My ear is far from perfect and this is why I'd like to ask for your help in this analysis.

To me it seems that /ɪ/ is realised in four different ways (from one was obvious and the remaining three - surprising) and /ʌ/ is realised in at least one expected and one unexpected way.


  • ɪ = ɪ (obvious),
  • ɪ = i,
  • ɪ = eɪ,
  • ɪ = ɛ,
  • ʌ = ʊ (expected),
  • ʌ = ɒ (or something close to /ɒ/. To my Polish ears it sounds close to Spanish "o").

Could you, please, help me understand which of my hypotheses are correct and which aren't?

If it's true that the speaker actually realises /ɪ/ or /ʌ/ in more than one way in these recordings, are there any rules on it or is it the speaker who decides on each?

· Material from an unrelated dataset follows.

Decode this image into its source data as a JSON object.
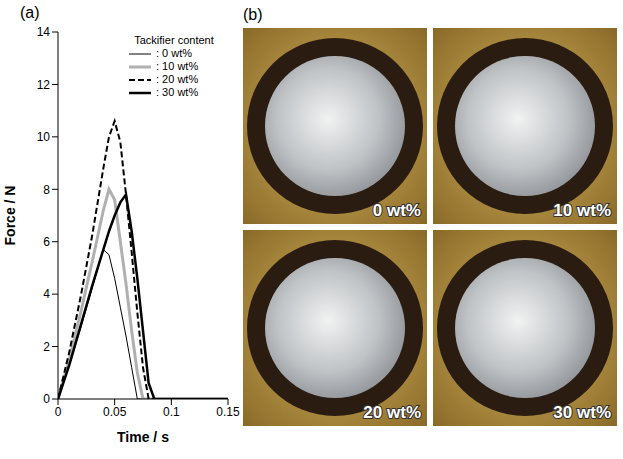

(I posted the exact same post on a different forum and one person told me that maybe posting it here was a better idea)

  • 1
    The "depression" example could just be a "spelling pronunciation"; are there other examples of it becoming /ɛ/?
    – alphabet
    Mar 22 at 0:18
  • (Anyway, the phonetics of English weak vowels are...extremely complicated, so I won't attempt a full answer.)
    – alphabet
    Mar 22 at 0:24
  • @alphabet So you'd agree it's actually /ɛ/? I've managed to find the same pronunciation (I guess...) in the first syllable "effect". However, the first syllable of "destruction" and of "depressing"(!) wasn't pronounced this way (for "depressing" I hear the "ɪ = i" phenomenon). If it is a "spelling pronunciation", it is a local phenomenon for these specific words, isn't it? Or is it all-GB spread?